Perhaps it's a little bit of both, but the issue a ban seeks to address really comes down to manners and acceptable behavior.

We've all seen the ugly side. The people glued to their phones, taking selfie after selfie. Maybe it's a pool party, concert or even a sorority at a baseball game. The point is while those individuals are focused on their cameras and social media, the very event they are there for is going on without them.

When it comes to weddings, couples spend a lot of time and money planning to provide their guests with an unforgettable experience. Expensive photography aside, the food, the drinks, the music, the decorations, all of it might seem like a waste if everyone's eyes are fixated on their screens.

So, guests, whether you're at a smartphone-free wedding or not, be polite and consider when it's appropriate to whip out your phone.

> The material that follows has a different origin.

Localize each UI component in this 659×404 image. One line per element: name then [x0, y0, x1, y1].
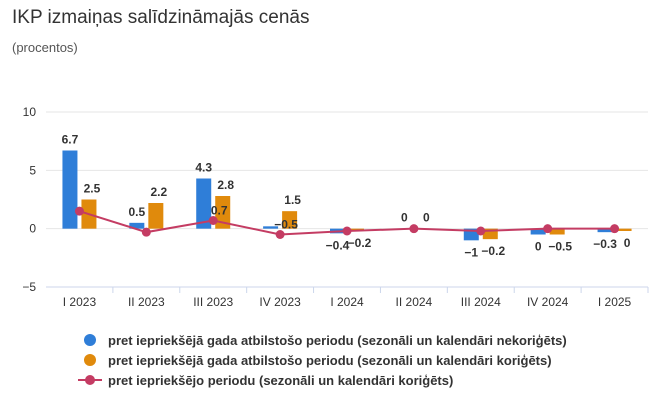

During the ceremony at the moment of the first kiss right in the middle of aisle, is probably not the best time or place. Doing this likely means you will get in the way of a professional photographer and, let's be real, would the couple rather have a flawless image they can frame or a pixelated one from your Android- or worse the humongous, impractical iPad?

Also, skip the Instagram photo of the meal. Like Ron Swanson from Parks and Recreation once said, "Food is for eating. Places are for being." Plus, most wedding food pretty much looks the same anyway. (Unless the couple has their wedding catered by Portillo's Hotdogs, which I fully intend on doing one day).

Becky Bourget, a photographer with Captivating Images in Green Bay, said the other bad time for family paparazzi to get involved is during group photos. When there are multiple picture-takers, the people in the photos look in all different directions rather than at the hired photographer. It's best, she said, for family and friends to listen to the photographer, let them take their professional shots first and then get their own photos afterward.

Bourget said she has yet to work a smartphone-free wedding. Although she does see the benefits, she also recognizes banning phones would require a lot of patrolling and may actually take some of the fun away, especially during the reception.

This is where some leniency is required of the couple. As someone who has worked as a bridal consultant, one of the biggest mistakes brides make is trying to control every little aspect of their wedding. Sometimes brides get so caught up in their agenda, they forget what the day is really about. Isn't that exactly what smartphone-loving wedding guests are asked not to do?

Here's a nice compromise. Couples could have a cute, little sign leading into the ceremony, asking people to keep their phone and camera use to a minimum. Then at the reception, let people do whatever the heck they want. While brides and grooms may want the picture-perfect, classy wedding, they need to realize it's also a celebration. People want to let loose and party. Bombarding guests with messages to put away their phones is just annoying. It might even mean guests will have a bad time even though they are "present." This is a lose-lose situation.

Couples should keep in mind that friends and family are often the ones who are able to capture the most candid, fun photos of the evening. The reception should be phone and photo friendly.